Cette quiétude des peuples, elle s’est construire sans nous. Ce sont d’autres qui l’ont voulue pour nous. Il fallait bien qu’ils viennent de deux pays vaincus, ces hommes fous qui ont bousculé l’histoire pour croire à ce « songe intérieur qui ne s’achève jamais » qu’est l’union des nations d’Europe. Tu me dis que toutes ces commémorations autour des monuments aux morts ne font que retarder l’oubli.  Et cette Europe qui a gagné la paix, elle est trop irréelle, complexe, lointaine pour toi. Donc, aujourd’hui, tu t’en fous…
Mais la paix est lénifiante. Elle apaise les colères et rend invisible les malheur de ceux qui, loin de nous, sont toujours plongés dans la guerre. De tous ces gueux des temps modernes, condamnés à l’errance, tu dis qu’ils viennent de contrées si étranges que tu ne sais pas quoi faire pour eux. Tu te fends d’une éphémère tristesse, c’est tout. Lui succède parfois une sourde inquiétude : un désagrément est si vite arrivé … Alors, tu soutiens les migrants lorsqu’ils émigrent mais tu les rejettes quand ils immigrent. Veulerie des bons sentiments. Puis, pour te consoler, tu fais le projet d’aller bronzer ta couenne l’été prochain sur les plages de la mer qui leur sert de cimetière. En bref, de tous ces hommes, femmes et enfants qui n’ont de place ni chez eux, ni chez nous, tu t’en fous…
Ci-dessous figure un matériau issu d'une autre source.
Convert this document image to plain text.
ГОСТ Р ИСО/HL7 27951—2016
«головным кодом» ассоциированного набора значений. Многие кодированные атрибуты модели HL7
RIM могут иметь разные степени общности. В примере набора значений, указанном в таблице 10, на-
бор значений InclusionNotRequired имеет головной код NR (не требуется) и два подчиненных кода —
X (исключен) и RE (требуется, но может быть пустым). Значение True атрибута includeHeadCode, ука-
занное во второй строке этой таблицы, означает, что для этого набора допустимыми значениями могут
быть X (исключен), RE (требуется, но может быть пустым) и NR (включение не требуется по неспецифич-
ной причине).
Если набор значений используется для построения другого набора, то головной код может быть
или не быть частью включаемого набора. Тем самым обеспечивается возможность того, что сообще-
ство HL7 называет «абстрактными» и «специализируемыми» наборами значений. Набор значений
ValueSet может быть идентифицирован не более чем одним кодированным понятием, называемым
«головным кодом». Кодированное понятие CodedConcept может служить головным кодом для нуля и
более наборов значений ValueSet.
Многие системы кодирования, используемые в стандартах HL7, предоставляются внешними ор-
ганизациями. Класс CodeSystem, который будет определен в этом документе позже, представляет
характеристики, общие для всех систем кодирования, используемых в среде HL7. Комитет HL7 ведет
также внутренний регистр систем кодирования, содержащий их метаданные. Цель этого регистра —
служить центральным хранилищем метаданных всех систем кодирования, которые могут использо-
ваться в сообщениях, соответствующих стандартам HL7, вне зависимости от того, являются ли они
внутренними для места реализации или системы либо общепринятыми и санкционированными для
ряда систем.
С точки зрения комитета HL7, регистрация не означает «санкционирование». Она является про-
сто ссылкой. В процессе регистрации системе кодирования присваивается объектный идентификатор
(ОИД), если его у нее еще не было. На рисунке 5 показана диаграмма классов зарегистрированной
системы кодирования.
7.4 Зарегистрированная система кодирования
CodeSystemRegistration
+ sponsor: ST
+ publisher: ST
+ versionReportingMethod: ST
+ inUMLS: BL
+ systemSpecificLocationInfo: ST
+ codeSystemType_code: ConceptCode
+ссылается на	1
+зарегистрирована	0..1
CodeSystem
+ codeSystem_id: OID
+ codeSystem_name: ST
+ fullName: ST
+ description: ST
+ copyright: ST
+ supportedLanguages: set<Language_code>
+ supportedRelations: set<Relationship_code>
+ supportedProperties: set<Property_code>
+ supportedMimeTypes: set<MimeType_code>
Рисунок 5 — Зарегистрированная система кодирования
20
Et quand ta lycéenne de fille t’annonce au petit déjeuner qu’elle va sécher les cours vendredi pour rejoindre la marche des jeunes pour le climat, tu fais comme si tu ne l’entendais pas. Et lorsqu’elle te demande de la soutenir comme les parents de Greta Thunberg ont soutenu leur fille de 16 ans dans sa croisade ; qu’elle te raconte comment ils l’ont applaudie quand elle a déclaré au Sommet de Davos devant un parterre d’adultes : « En 2078, je célébrerai mon 75e anniversaire, et si j'ai des enfants, ils fêteront peut-être ce jour avec moi. Peut-être qu'ils me parleront de vous, qu'ils me demanderont pourquoi vous n'avez rien fait quand il était encore possible d'agir. » Là, tu t’agaces : « le climat, le climat… après la pluie vient toujours le beau temps, que crois-tu pouvoir y changer ? Pour être clair : passe ton bac d’abord !… ton climat, je m’en fous…»
Sur toutes ces questions : l’Europe, les migrations, le climat, et bien d’autres encore, tu fais valoir ton droit à l’indifférence. La somme de tes désintérêts est considérable. Ta désinvolture ressemble à une absence au monde. 
Dimanche prochain c’est jour d’élections. Ne prends pas la peine de me le dire, je sais bien que de ça aussi tu t’en fous. Tu n’iras pas voter. Moi, j’irai. Et même si ma voix est minuscule, elle dira l’Europe je veux pour moi et mes enfants. D’autres voteront également. Ils diront une Europe différente de la mienne, peut-être même plus d’Europe du tout… Et toi, dans ton fauteuil, tu t'inquiéteras vaguement des résultats. Mais qu’importe : nous aurons choisi pour toi.